The relaxed and always sharp-looking band kicked things off with the fast-swinging "Mendizorrotza Swing," the 12th and last movement of the recording, that parallels a 12-bar blues. Other selections from the Vitoria Suite included the 3/4 "Tree of Freedom," and "Jason and Jasone," with Victor Goines using his clarinet to depict the two kids from the song's title at play.
If the JLCO originally focused mainly on the Duke Ellington and Louis Armstrong traditions, it has certainly broadened its musical horizons as well spread the wealth of arrangements amongst its talented musicians. Trombonist Chris Crenshaw led a rendition of "Bearden (The Block)," after African-American artist and writer Romare Bearden, the melody starting out with the trombone section, supported by the saxophones contributing deep moods. It eventually slid into a tasteful ballad solo by Goines, on tenor sax. The next image of the collage was a bit reminiscent of a rhythmic hand-clapping and foot-stomping clip from Marsalis' earlier Blood On The Fields (Sony, 1997) project. Later, in the spirit of a recent tour to Cuba, bassist Carlos Henriquez added some Afro-Cuban clavé and cha-cha-cha textures with "2-3's Adventure." Ted Nash's take on Thelonious Monk's "Skippy" showed how these musicians were able to tackle an admittedly criss-crossing tune with precision.

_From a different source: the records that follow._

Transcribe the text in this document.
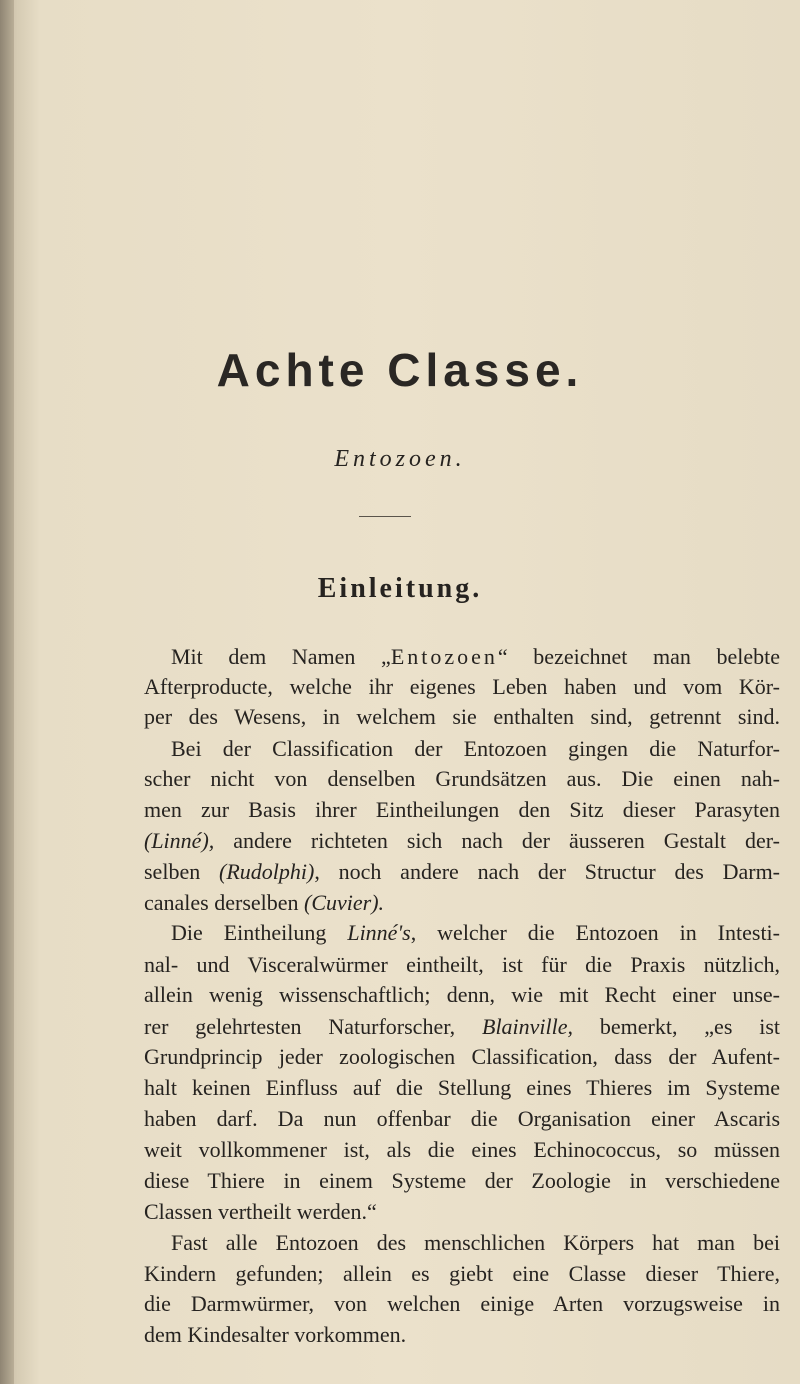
Achte Classe.
Entozoen.
Einleitung.
Mit dem Namen „Entozoen“ bezeichnet man belebte
Afterproducte, welche ihr eigenes Leben haben und vom Kör-
per des Wesens, in welchem sie enthalten sind, getrennt sind.
Bei der Classification der Entozoen gingen die Naturfor-
scher nicht von denselben Grundsätzen aus. Die einen nah-
men zur Basis ihrer Eintheilungen den Sitz dieser Parasyten
(Linné), andere richteten sich nach der äusseren Gestalt der-
selben (Rudolphi), noch andere nach der Structur des Darm-
canales derselben (Cuvier).
Die Eintheilung Linné's, welcher die Entozoen in Intesti-
nal- und Visceralwürmer eintheilt, ist für die Praxis nützlich,
allein wenig wissenschaftlich; denn, wie mit Recht einer unse-
rer gelehrtesten Naturforscher, Blainville, bemerkt, „es ist
Grundprincip jeder zoologischen Classification, dass der Aufent-
halt keinen Einfluss auf die Stellung eines Thieres im Systeme
haben darf. Da nun offenbar die Organisation einer Ascaris
weit vollkommener ist, als die eines Echinococcus, so müssen
diese Thiere in einem Systeme der Zoologie in verschiedene
Classen vertheilt werden.“
Fast alle Entozoen des menschlichen Körpers hat man bei
Kindern gefunden; allein es giebt eine Classe dieser Thiere,
die Darmwürmer, von welchen einige Arten vorzugsweise in
dem Kindesalter vorkommen.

For a connection to a classic orchestra, Count Basie's "I Left My Baby (Standing In The Back Door Crying)" was complemented by Crenshaw, showcasing his blues vocal talents with the saxophones in the background, anchored by the rhythm section. Trumpeter Marcus Printup followed with a spirited solo, Henriquez emphasizing the chords and followed by a distinctively emotional contribution from tenor saxophonist Walter Blanding, Jr.
The last piece was trombonist Vincent Gardner's arrangement of Chick Corea's "Matrix." An added original touch found the rhythm section continuing to play as the rest of the band left the stage, rather than the show coming to a complete stop. Marsalis eventually came back for an encore, swinging next to pianist Dan Nimmer, as the audience was treated to a quartet close.
The JLCO proved, during its Toronto performance, that it is healthily continuing to expand its repertoire into new territory, while inspiring musicians to reach for big band virtuosity.